With Yu and Devadas’ system, each core has its own counter, and each data item in memory has an associated counter, too. When a program launches, all the counters are set to zero. When a core reads a piece of data, it takes out a “lease” on it, meaning that it increments the data item’s counter to, say, 10. As long as the core’s internal counter doesn’t exceed 10, its copy of the data is valid. (The particular numbers don’t matter much; what matters is their relative value.)
When a core needs to overwrite the data, however, it takes “ownership” of it. Other cores can continue working on their locally stored copies of the data, but if they want to extend their leases, they have to coordinate with the data item’s owner. The core that’s doing the writing increments its internal counter to a value that’s higher than the last value of the data item’s counter.
Say, for instance, that cores A through D have all read the same data, setting their internal counters to 1 and incrementing the data’s counter to 10. Core E needs to overwrite the data, so it takes ownership of it and sets its internal counter to 11. Its internal counter now designates it as operating at a later logical time than the other cores: They’re way back at 1, and it’s ahead at 11. The idea of leaping forward in time is what gives the system its name — Tardis, after the time-traveling spaceship of the British science fiction hero Dr. Who.
Now, if core A tries to take out a new lease on the data, it will find it owned by core E, to which it sends a message. Core E writes the data back to the shared cache, and core A reads it, incrementing its internal counter to 11 or higher.
In addition to saving space in memory, Tardis also eliminates the need to broadcast invalidation messages to all the cores that are sharing a data item.

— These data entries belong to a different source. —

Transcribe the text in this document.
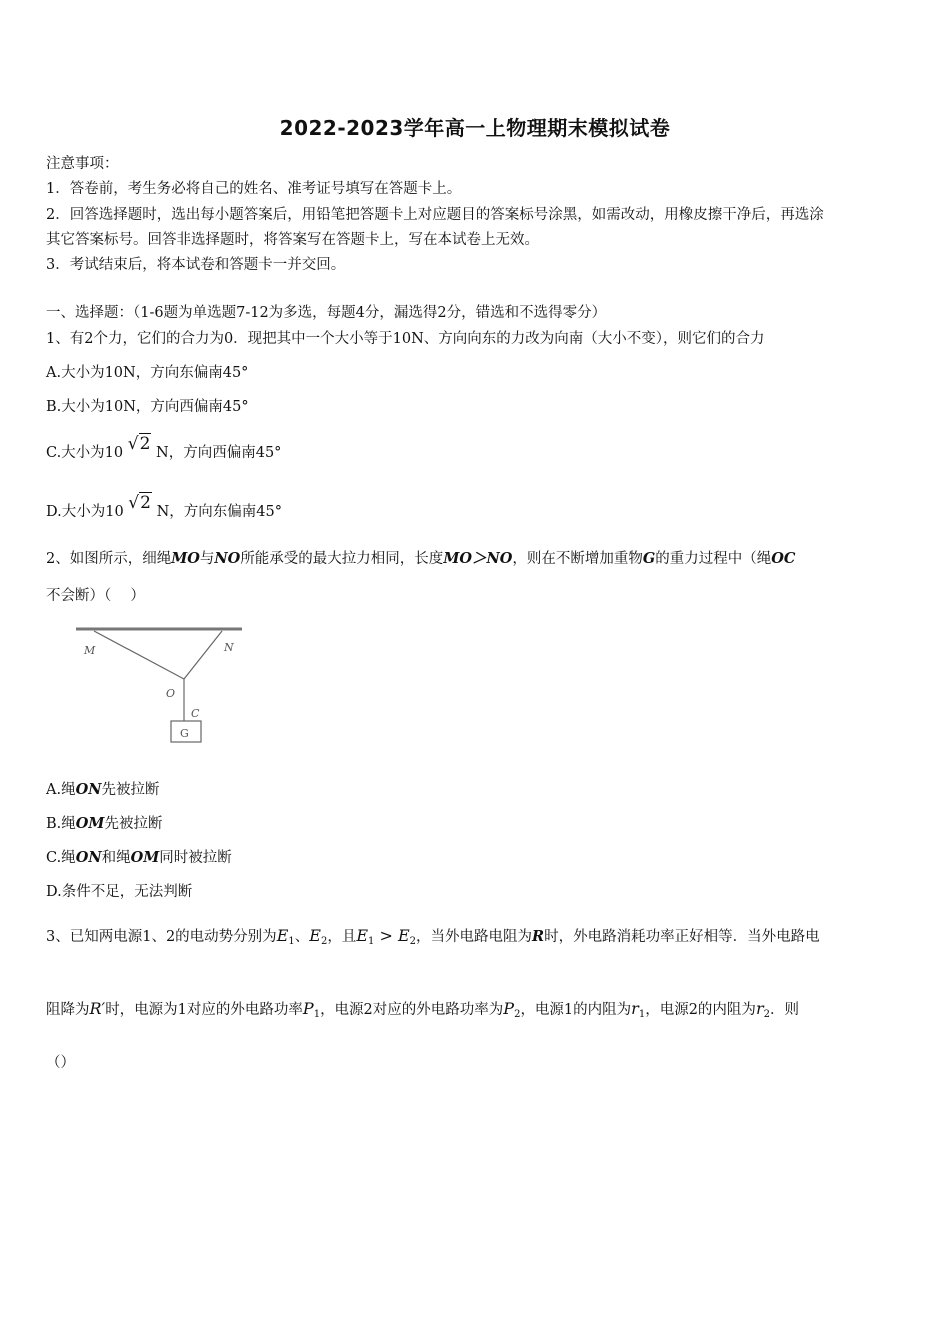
2022-2023学年高一上物理期末模拟试卷
注意事项：
1．答卷前，考生务必将自己的姓名、准考证号填写在答题卡上。
2．回答选择题时，选出每小题答案后，用铅笔把答题卡上对应题目的答案标号涂黑，如需改动，用橡皮擦干净后，再选涂
其它答案标号。回答非选择题时，将答案写在答题卡上，写在本试卷上无效。
3．考试结束后，将本试卷和答题卡一并交回。
一、选择题：（1-6题为单选题7-12为多选，每题4分，漏选得2分，错选和不选得零分）
1、有2个力，它们的合力为0．现把其中一个大小等于10N、方向向东的力改为向南（大小不变），则它们的合力
A.大小为10N，方向东偏南45°
B.大小为10N，方向西偏南45°
C.大小为10 √2 N，方向西偏南45°
D.大小为10 √2 N，方向东偏南45°
2、如图所示，细绳MO与NO所能承受的最大拉力相同，长度MO＞NO，则在不断增加重物G的重力过程中（绳OC
不会断）（　 ）
M	N
O
C
G
A.绳ON先被拉断
B.绳OM先被拉断
C.绳ON和绳OM同时被拉断
D.条件不足，无法判断
3、已知两电源1、2的电动势分别为$E_1$、$E_2$，且$E_1 > E_2$，当外电路电阻为R时，外电路消耗功率正好相等．当外电路电
阻降为R′时，电源为1对应的外电路功率$P_1$，电源2对应的外电路功率为$P_2$，电源1的内阻为$r_1$，电源2的内阻为$r_2$．则
（）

In massively multicore chips, Yu says, this could lead to performance improvements as well. “We didn’t see performance gains from that in these experiments,” Yu says. “But that may depend on the benchmarks” — the industry-standard programs on which Yu and Devadas tested Tardis. “They’re highly optimized, so maybe they already removed this bottleneck,” Yu says.

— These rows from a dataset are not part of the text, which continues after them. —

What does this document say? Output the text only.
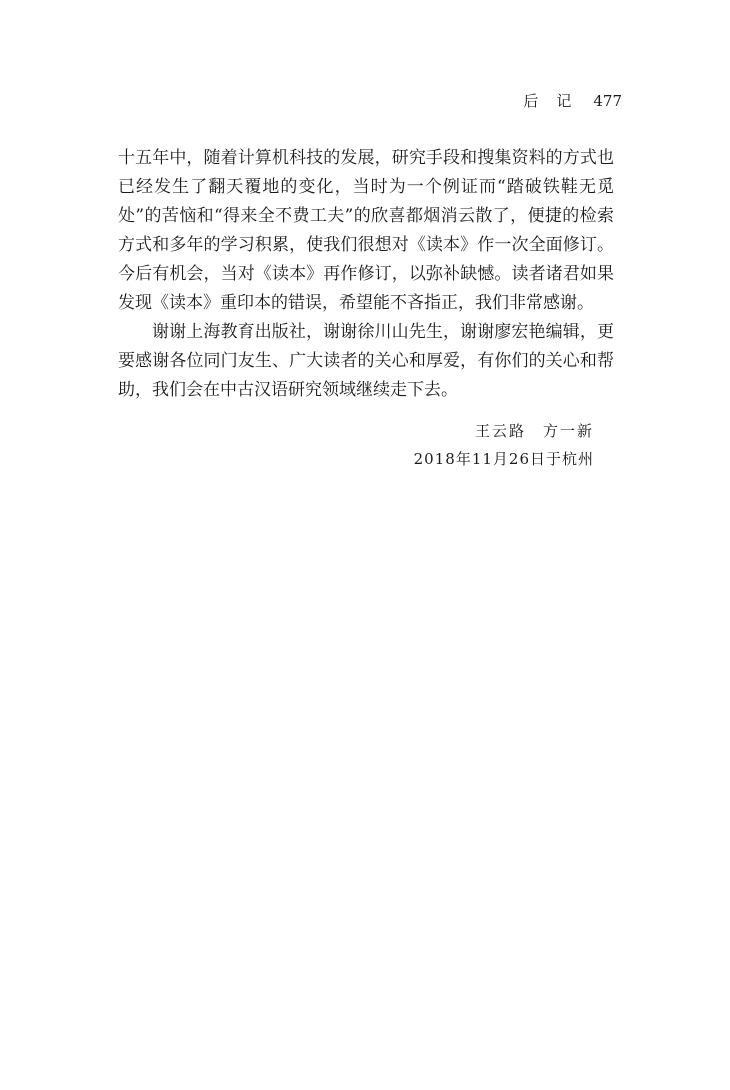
后记 477

十五年中，随着计算机科技的发展，研究手段和搜集资料的方式也已经发生了翻天覆地的变化，当时为一个例证而“踏破铁鞋无觅处”的苦恼和“得来全不费工夫”的欣喜都烟消云散了，便捷的检索方式和多年的学习积累，使我们很想对《读本》作一次全面修订。今后有机会，当对《读本》再作修订，以弥补缺憾。读者诸君如果发现《读本》重印本的错误，希望能不吝指正，我们非常感谢。

谢谢上海教育出版社，谢谢徐川山先生，谢谢廖宏艳编辑，更要感谢各位同门友生、广大读者的关心和厚爱，有你们的关心和帮助，我们会在中古汉语研究领域继续走下去。

王云路　方一新
2018年11月26日于杭州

“There have been other people who have looked at this sort of lease idea,” says Christopher Hughes, a principal engineer at Intel Labs, “but at least to my knowledge, they tend to use physical time. You would give a lease to somebody and say, ‘OK, yes, you can use this data for, say, 100 cycles, and I guarantee that nobody else is going to touch it in that amount of time.’ But then you’re kind of capping your performance, because if somebody else immediately afterward wants to change the data, then they’ve got to wait 100 cycles before they can do so. Whereas here, no problem, you can just advance the clock. That is something that, to my knowledge, has never been done before. That’s the key idea that’s really neat.”
Hughes says, however, that chip designers are conservative by nature. “Almost all mass-produced commercial systems are based on directory-based protocols,” he says. “We don’t mess with them because it’s so easy to make a mistake when changing the implementation.”
But “part of the advantage of their scheme is that it is conceptually somewhat simpler than current [directory-based] schemes,” he adds. “Another thing that these guys have done is not only propose the idea, but they have a separate paper actually proving its correctness. That’s very important for folks in this field.”
Reference: “Tardis: Time Traveling Coherence Algorithm for Distributed Shared Memory” by Xiangyao Yu and Srinivas Devadas.